Stephanie Pan

Space Media Festival Taipei

Space Media Festival is an initiative by Modern Body Festival and DEZACT architectural platform. The festival took place in 2016 in Taiwan, Taipei and consisted of multiple small- to large-scale activities focusing on avant-garde experimentations traversing fields of art, architecture and urbanism. The festival took the form of a 9-day workshop-festival, where 4 invited artist-architect teams led participants in creating new works, a full day symposium, and a 2-week open-air, public exhibition. The festival involved public, educational, professional and inter-disciplinary participants and audience, and engaged with Toad Hill, a contested site in Taipei, as part of its agenda of in-situ making and direct intervention.

Studio 1: Flow 
Jeroen van Ameijde (UK/NL) + Luis Rodil-Fernández (NL/ES)

Studio 2: Gem of Lives 
Satoru Sugihara (US/JP) +  Mike Rijnierse(NL)

Studio 3: Body Maze 
Ludmila Rodrigues (NL/BR) + Jen-Hwang Ho (TW)

Studio 4: The Woven Memory 
Manuel Jiménez García (UK/ES) + Wei-Chieh Shih (TW) + Christina Dahdaleh (UK/JO)

Synopsis – redefining ‘I / WE / THEY’

The special theme in this pilot trans-context, trans-cultural and trans-disciplinary collaborative programme of 2016 is ‘I / WE / THEY’. This theme is at the core of both the Space Media Festival taking place in Taipei in 18-28 August 2016 and the Modern Body Festival in The Hague in November-December 2016. At the same time, the collaborative and explorative process led by teams of artist-architect will also span across both contexts.
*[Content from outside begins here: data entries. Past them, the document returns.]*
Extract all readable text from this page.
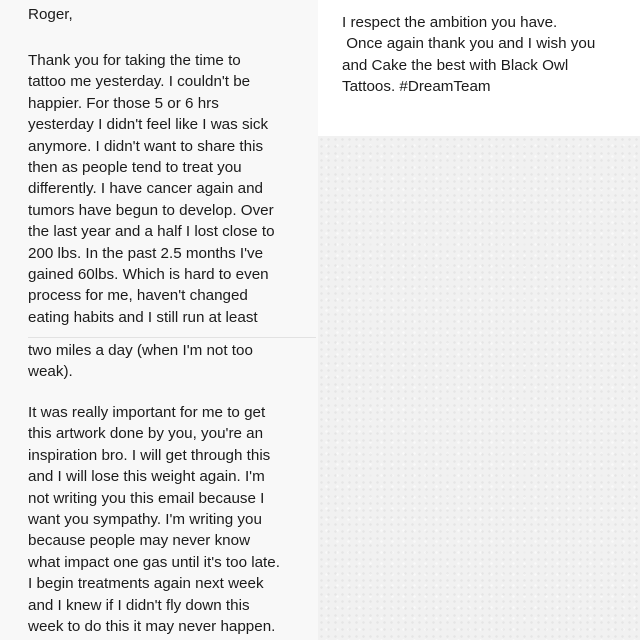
Roger,

Thank you for taking the time to
tattoo me yesterday. I couldn't be
happier. For those 5 or 6 hrs
yesterday I didn't feel like I was sick
anymore. I didn't want to share this
then as people tend to treat you
differently. I have cancer again and
tumors have begun to develop. Over
the last year and a half I lost close to
200 lbs. In the past 2.5 months I've
gained 60lbs. Which is hard to even
process for me, haven't changed
eating habits and I still run at least
two miles a day (when I'm not too
weak).
It was really important for me to get
this artwork done by you, you're an
inspiration bro. I will get through this
and I will lose this weight again. I'm
not writing you this email because I
want you sympathy. I'm writing you
because people may never know
what impact one gas until it's too late.
I begin treatments again next week
and I knew if I didn't fly down this
week to do this it may never happen.
I respect the ambition you have.
Once again thank you and I wish you
and Cake the best with Black Owl
Tattoos. #DreamTeam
The concept of ‘I / WE / THEY’ is thus being subjected to diverse forms of engagement between the body, the space and the medium, as well as being embedded in specific cultural, social, technical and spatiotemporal conditions. We are exploring the effects of architecture, technology and digital communication, as they are fundamentally transforming the way we exist as a society, culture, species. Our focus is on the social body – identity, space, and community: how we interface with I/WE/THEY. Where do the limits of the self extend and where do the social bodies of group and community begin? How do we understand and position ourselves as individuals, while still feeling a sense of belonging and connection to an expanding global community? How do we exist, identify, and interact?  Furthermore, we want to explore the role of architecture and technology as central social interfaces between the I and the world, the I and the group, the I and the self. How do they impact our behavior, confront our habits, alter our experience?